MARC Ratings has affirmed its long-term ratings of AAA, AA and A on Kinabalu Capital Sdn Bhd’s Issue 3 of RM113 million Class A, RM21 million Class B and RM11 million Class C Medium-Term Notes (MTN). The ratings outlook is stable.
The affirmed ratings reflect loan-to-value (LTV) ratios for the MTN classes that are within MARC Ratings’ benchmarks, incorporating the RM13.7 million cash buffer to be injected by the REIT manager, Sentral REIT Management (SRM), as additional credit support.

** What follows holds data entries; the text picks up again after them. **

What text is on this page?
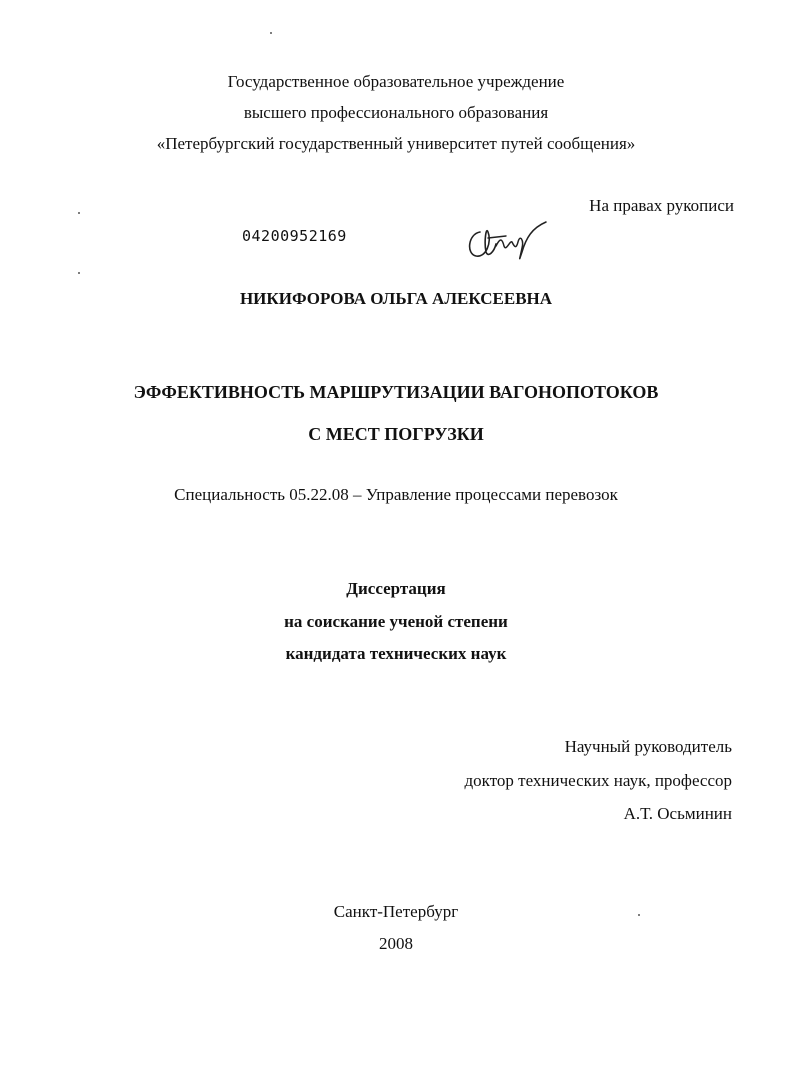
Государственное образовательное учреждение
высшего профессионального образования
«Петербургский государственный университет путей сообщения»
На правах рукописи
04200952169
НИКИФОРОВА ОЛЬГА АЛЕКСЕЕВНА
ЭФФЕКТИВНОСТЬ МАРШРУТИЗАЦИИ ВАГОНОПОТОКОВ
С МЕСТ ПОГРУЗКИ
Специальность 05.22.08 – Управление процессами перевозок
Диссертация
на соискание ученой степени
кандидата технических наук
Научный руководитель
доктор технических наук, профессор
А.Т. Осьминин
Санкт-Петербург
2008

Sentral Building 2 (SB2) has been vacant since 1 January 2026 after the sole tenant did not renew its lease, lowering the stabilised net operating income (NOI) to RM20.7 million from RM23.6 million. To mitigate the impact on the MTN programme, SRM has committed to a RM13.7 million cash injection, subject to bondholders’ approval expected by end-April 2026, to prevent LTVs for Class A and Class B from rising to 48.9% and 56.3%, respectively, which would breach rating thresholds.

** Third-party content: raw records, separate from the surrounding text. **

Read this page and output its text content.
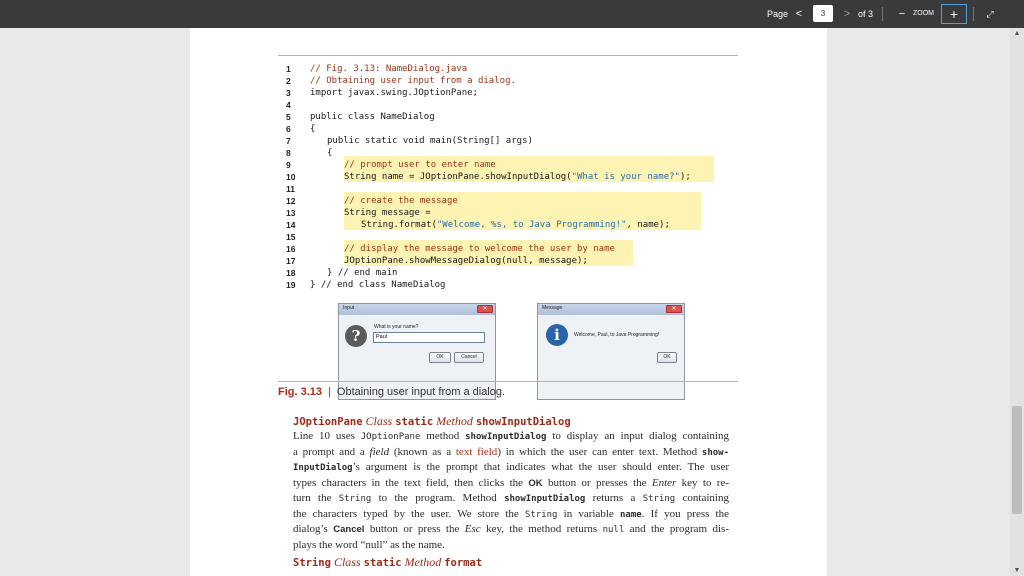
Page <	3	> of 3 −	ZOOM	+	⤢
1	// Fig. 3.13: NameDialog.java
2	// Obtaining user input from a dialog.
3	import javax.swing.JOptionPane;
4
5	public class NameDialog
6	{
7	public static void main(String[] args)
8	{
9	// prompt user to enter name
10	String name = JOptionPane.showInputDialog("What is your name?");
11
12	// create the message
13	String message =
14	String.format("Welcome, %s, to Java Programming!", name);
15
16	// display the message to welcome the user by name
17	JOptionPane.showMessageDialog(null, message);
18	} // end main
19	} // end class NameDialog
Input	✕
?	What is your name?
Paul
OK	Cancel
Message	✕
i	Welcome, Paul, to Java Programming!
OK
Fig. 3.13 | Obtaining user input from a dialog.
JOptionPane Class static Method showInputDialog
Line 10 uses JOptionPane method showInputDialog to display an input dialog containing
a prompt and a field (known as a text field) in which the user can enter text. Method show-
InputDialog’s argument is the prompt that indicates what the user should enter. The user
types characters in the text field, then clicks the OK button or presses the Enter key to re-
turn the String to the program. Method showInputDialog returns a String containing
the characters typed by the user. We store the String in variable name. If you press the
dialog’s Cancel button or press the Esc key, the method returns null and the program dis-
plays the word “null” as the name.
String Class static Method format
▲
▼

The programme is backed by four collateral properties comprising SB1, SB2 and SB3 — four-storey purpose-built offices in Cyberjaya — as well as a three-storey purpose-built Lotus’s hypermarket in Penang. Based on the stabilised NOI using a five-year average (2024–2028), the properties are valued at RM231.0 million in aggregate, a 33.6% discount to the market value of RM348.0 million as of 31 December 2025. The portfolio consists of 583,685 sq ft of net lettable area and, with only four tenants, is exposed to high tenant concentration. Near-term risk is partly mitigated by long-dated lease expiries (61% stretching beyond 2028), early termination penalties covering unexpired lease periods, and recent lease renewals.
Revenue remained stable at RM29.2 million in 2025, generating NOI of RM24.3 million. NOI is projected to moderate to about RM18.5 million in 2026–2028 following the SB2 vacancy, while debt service coverage ratio and security cover ratio of 5.13x and 2.68x remain well above the covenants of 1.50x and 1.90x for Class A and Class B.